Tenzin agreed to take a day off work because he had no free time on the weekends and evenings were out for me. It was a chilly grey Friday morning when we met at a nearby town. I saw his car approaching mine and I stepped out into the fog to meet him. He stayed seated in his car since we’d agreed that he’d follow me to my house.

“Wow,” I thought to myself as I drove the last few kilometres home. “He’s actually quite good looking!”

And indeed he was a fine specimen of virile Asian manliness: trim, small, nut-brown and with a pleasant face and stark white teeth above his crisp white shirt and business trousers. Tenzin seemed confident in an unassuming way and intent on his task, which was of course to lose his burdensome virginity as quickly as possible.

When we arrived, I ushered him inside with warmth I didn’t really feel. I’d realised quickly that he left me cold; I couldn’t sense an iota of passion or genuine interest in me.
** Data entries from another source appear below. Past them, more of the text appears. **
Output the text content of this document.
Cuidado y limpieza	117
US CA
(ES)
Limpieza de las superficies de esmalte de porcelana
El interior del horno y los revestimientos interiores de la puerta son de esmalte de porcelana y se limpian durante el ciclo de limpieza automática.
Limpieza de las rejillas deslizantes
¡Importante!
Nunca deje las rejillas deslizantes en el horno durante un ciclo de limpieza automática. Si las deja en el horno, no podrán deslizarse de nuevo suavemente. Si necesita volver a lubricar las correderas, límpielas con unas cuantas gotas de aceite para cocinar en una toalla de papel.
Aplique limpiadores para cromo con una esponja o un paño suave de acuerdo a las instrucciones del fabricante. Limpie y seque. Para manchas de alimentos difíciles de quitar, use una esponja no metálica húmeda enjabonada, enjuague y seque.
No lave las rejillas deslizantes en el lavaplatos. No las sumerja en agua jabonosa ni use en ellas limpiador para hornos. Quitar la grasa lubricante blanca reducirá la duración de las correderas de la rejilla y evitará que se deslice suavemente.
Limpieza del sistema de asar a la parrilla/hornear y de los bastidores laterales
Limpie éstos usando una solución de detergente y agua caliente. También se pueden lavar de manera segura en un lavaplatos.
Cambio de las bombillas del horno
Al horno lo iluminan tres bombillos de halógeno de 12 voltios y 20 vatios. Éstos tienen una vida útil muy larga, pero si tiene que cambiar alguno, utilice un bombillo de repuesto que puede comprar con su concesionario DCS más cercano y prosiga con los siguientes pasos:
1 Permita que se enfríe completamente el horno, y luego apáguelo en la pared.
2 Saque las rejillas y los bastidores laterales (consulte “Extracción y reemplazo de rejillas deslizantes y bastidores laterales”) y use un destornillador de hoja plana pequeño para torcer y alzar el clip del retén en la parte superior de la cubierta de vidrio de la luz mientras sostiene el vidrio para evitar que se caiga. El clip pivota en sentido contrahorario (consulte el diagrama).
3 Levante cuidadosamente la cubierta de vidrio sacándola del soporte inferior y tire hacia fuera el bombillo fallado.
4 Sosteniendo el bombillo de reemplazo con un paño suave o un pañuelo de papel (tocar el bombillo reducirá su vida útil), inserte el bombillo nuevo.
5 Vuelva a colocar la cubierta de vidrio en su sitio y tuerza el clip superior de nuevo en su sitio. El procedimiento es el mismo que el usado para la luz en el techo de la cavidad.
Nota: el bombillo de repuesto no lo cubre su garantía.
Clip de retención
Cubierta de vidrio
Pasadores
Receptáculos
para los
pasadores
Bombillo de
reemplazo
Clearly, we didn’t see the world in the same way and never would.

But that was fine. I didn’t want anything from this, in fact I would have been quite happy to shoo him back out, say farewell and good luck.

But my own sense of obligation kicked in, and after half an hour of polite conversation during which I knew he would never make the first move, I steeled myself to take the initiative and kiss him.

It was god-awful terrible.

Clearly, he’d never actually ‘kissed’ a girl before. Within seconds, his thrashing lizard tongue forced itself down my throat. It took every ounce of self-control not to end it all immediately.

“Stop,” I said to him gently. “Slow down, slow right down.”

Then I led him by the hand to my bedroom and I swear my thoughts ran like a cliché: “Let’s just get this over with.”

Tenzin was very nervous (as you’d expect) but he was holding it all together pretty well. He was very quiet and intensely serious. There was no laughing, no fun, no passion – all of the things that make my world turn.

I knew that he feared being ‘seen naked’ but I wasn’t sure why – he had a lovely body. It just wasn’t my type.

To cut to the chase, Tenzin successfully put his hard-won research into practice and gave me a single, passionless orgasm, and then climbed on top of me and not too soon, reached his own heavy, panting climax.

I’d fulfilled my duty and he’d achieved his goal. He didn’t have to carry the weight of ‘virgin’ status in a highly sexualised world any longer. He could hold his head high and perform adequately with any woman.

In fact, I reassured him afterwards, a lot of women would have no idea of his limited sexual experience. I bolstered him up and told him he’d done well. I went further in my own head: compared with some of the men I’d had in my bed on this crazy journey, he was bloody good! A virgin until an hour before – and he was a better lover than some guys who swear they’re studs and sexperts. I had a quiet internal chuckle at that for quite some time.

Unfortunately, Tenzin misunderstood our transaction.

Despite my warnings that I didn’t want a relationship and had no free time to offer, which was true in many ways but especially because I was so busy dating other men, Tenzin hadn’t listened.

He contacted me many times afterwards. My least favourite method was an unannounced phone call to my mobile from a private number.

After more than a year of random, awkward conversations where he’d make small talk and then beg me to give him another chance, I told him that it would never happen.

This was still not blunt enough. Months later, I resorted to blocking him on kik and refusing to take his calls on my mobile. One of the reasons why I never, even now, answer an unknown number on my phone, is because of his unreasonable persistence. He’d told me that there hadn’t yet been anyone else after me, which was a great shame.